My father's mother, Fanny Schapira, and her mother (Rose Ziemand Schapira), along with two of Fanny's five siblings, Josef and Anna, left Zaliztsi for New York in 1911. We know this from the manifest of the ship, the Kronprinz Wilhelm. (This German ship was converted to military use for World War I, captured by the US in 1915, and later renamed the USS Von Steuben.)
Rose's husband, Shevach (Samuel) Schapira, must have come at a different time, with their three other children, but we don't know when.
Samuel had a brother who also came. We knew him only as "Uncle."
We learned from the ship's manifest that the family came from Zaliztsi. In its last column, place of birth, the manifest says Zaloscy.
Fanny Schapira married Henry Lippman in the US. She told us she was "Austrian," by which she of course meant she came from the Austro-Hungarian Empire. She said she was from Lvov. In June 2017, my wife and I went to Galicia and hoped to visit her home town, which by then we had learned was not Lviv but "nearby." It turns out to be 120 km away, and not easily reachable without a car. One has to take a bus to Ternopil and change to another bus there. We didn't have extra time, nor any contacts in Zaliztsi. We don't know the names of any ancestors of Samuel and Rose, so we really had nothing to go on. Someday I'll try to do more research on that branch of the family.

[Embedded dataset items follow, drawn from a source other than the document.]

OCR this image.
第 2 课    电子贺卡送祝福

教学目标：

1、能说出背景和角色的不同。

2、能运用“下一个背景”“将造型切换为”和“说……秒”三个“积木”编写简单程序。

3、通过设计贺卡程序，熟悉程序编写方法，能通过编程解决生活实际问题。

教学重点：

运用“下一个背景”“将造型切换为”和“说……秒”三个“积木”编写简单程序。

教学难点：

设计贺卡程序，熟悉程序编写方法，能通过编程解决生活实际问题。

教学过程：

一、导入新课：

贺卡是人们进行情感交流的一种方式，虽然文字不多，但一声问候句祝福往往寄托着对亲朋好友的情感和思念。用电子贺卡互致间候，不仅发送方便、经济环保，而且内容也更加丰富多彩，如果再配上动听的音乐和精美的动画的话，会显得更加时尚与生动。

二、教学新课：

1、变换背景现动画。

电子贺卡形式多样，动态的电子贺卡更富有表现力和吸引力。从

Here's some information on the meaning of the town's name, from an ethnographer we consulted:
> I saw big swamps on the maps I looked at. There is mention somewhere of the River Seret, which flows thru Zalozce, turning into a "large pond" near the town. So the town may be Za-lozha / Za-luzha, i.e. beyond the water.
Meanwhile, anyway, we loved Lviv, Kamyanets-Podilsky, Uman, and Kiev, our other stops in Ukraine.
And by the way, there is another Zaliztsi in Ukraine, in the Volyn region, 226 km to the northwest.